記事監修医師
東京大学医学部卒 医学博士
家族でテレビを見ていて自分だけボリュームを上げてしまう、相手の話を何度も聞き返してしまう、常に耳鳴りのような音がしている……。もしかしたら、それは「突発性難聴」ではないでしょうか。
突発性難聴は早期発見早期治療が解決の鍵です。スグに気づいて病院を受できるように、この記事を参考にしながら突発性難聴について理解を深めましょう。
突発性難聴という名前がつけられてはいますが、すべての突発性難聴の人が「突発的」に難聴が起こるわけではありません。また、通常は片方の耳にしか難聴が起こらないため、完全に聴力を失うということもほとんどありません。
突発性難聴の症状について、下記で説明しますので、思いあたる症状がある場合はスグに病院の耳鼻科を受診しましょう。
アレルギー、耳垢の蓄積、副鼻腔感染症などが原因で耳が聞こえにくくなることがありますが、このような場合は、自然に聴力が戻るケースもありますが、できるだけ早くに治療を受けた方が良い治療効果が期待できるでしょう。
ただし、難聴は、深刻な疾患の兆候の可能性もあるので注意が必要です。
短期間で、聴力が失われます。または、数日の間に失われていくこともあります。一般的には、72時間程度の間に聴力が失われるといわれています。
10人のうちの1人は左右どちらかの耳が難聴となります。難聴にならなかった側の耳から音を聞くことはできますが、音は小さく感じるでしょう。通常の会話であってもささやいているような声に聞こえます。
症状のある耳で電話で話したときに、難聴であることに初めて気が付く人もいます。めまいや耳の中でリンリンとした音がすることはよく起こることです。耳の中に圧力がかかっているように感じることもあります。
その他様々な症状が起こることがあります。
なぜその人が難聴になったのか、よくある原因としては以下のものがあります。
・耳垢や小さな物が外耳道に詰まっている
・自己免疫疾患
・細菌やウイルスによる病気
・頭部の外傷
・突然の大きな騒音にさらされた
・特定の薬による副作用
難聴は、脳卒中や髄膜炎のような深刻な病気が原因で起こっている可能性もあります。こうした病気の場合は、通常は、難聴以外の他の症状もでます。
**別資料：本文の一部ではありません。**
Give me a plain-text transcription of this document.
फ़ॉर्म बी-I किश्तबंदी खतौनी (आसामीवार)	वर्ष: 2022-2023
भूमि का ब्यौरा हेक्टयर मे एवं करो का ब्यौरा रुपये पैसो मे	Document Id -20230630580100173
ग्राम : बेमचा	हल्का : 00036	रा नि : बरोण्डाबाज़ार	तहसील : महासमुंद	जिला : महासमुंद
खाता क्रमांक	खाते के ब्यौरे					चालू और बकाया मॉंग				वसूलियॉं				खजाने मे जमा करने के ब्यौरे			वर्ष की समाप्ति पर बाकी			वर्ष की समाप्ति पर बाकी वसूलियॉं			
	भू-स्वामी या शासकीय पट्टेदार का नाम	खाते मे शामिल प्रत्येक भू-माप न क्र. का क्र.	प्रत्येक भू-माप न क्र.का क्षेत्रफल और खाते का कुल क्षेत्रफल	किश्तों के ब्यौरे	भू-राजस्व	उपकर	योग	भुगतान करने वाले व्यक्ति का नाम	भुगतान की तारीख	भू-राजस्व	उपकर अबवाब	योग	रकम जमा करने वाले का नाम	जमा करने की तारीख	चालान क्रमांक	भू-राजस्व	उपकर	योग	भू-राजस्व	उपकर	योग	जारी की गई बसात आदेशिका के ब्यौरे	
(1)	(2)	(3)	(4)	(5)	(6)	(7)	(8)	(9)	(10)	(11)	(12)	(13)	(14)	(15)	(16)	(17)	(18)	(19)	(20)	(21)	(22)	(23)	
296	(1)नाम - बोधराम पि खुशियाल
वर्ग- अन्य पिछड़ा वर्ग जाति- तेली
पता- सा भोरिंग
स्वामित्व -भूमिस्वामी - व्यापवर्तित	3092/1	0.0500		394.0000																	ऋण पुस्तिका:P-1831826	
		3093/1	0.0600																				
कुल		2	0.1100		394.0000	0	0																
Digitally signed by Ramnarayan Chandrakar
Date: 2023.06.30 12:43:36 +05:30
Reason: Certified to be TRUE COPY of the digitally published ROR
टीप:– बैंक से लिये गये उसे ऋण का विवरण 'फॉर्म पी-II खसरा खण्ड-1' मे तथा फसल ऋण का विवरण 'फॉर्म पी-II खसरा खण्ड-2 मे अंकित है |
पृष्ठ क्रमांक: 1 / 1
耳鼻科では、異なった周波数を聞く聴力検査を行います。内耳(耳の一番奥の部分)機能も調べます。
耳鏡では、耳垢が溜まっている、外耳道や鼓膜の裏に水が溜まっているなどの問題をみつけることができます。
平衡機能検査、MRI、血液検査などを受ける場合もあります。
耳鼻科での突発性難聴の治療は、コルチコステロイドによる治療が一般的です。腫れを少なくし炎症を抑えることで、少しずつ自然に難聴が治まっていくとされています。
コルチコステロイドは経口薬が処方される場合と、耳の中にコルチコステロイドを直接注射する方法で投薬されます。
また、難聴の原因とる別の病気を発見した場合はその治療も行います。例えば、耳の感染症などが原因の難聴は、抗生物質で治療可能な場合が多いでしょう。
突発性難聴だと思われる場合、スグに耳鼻科での治療を受けましょう。難聴は、アレルギーのような単純なものからその他の深刻な病気まで様々な原因があり、自己判断はできません。必ず医師に診断してもらいましょう。
原因自体は深刻なものではなくても、早期に治療を受けることで聴力を取り戻す可能性が高まります。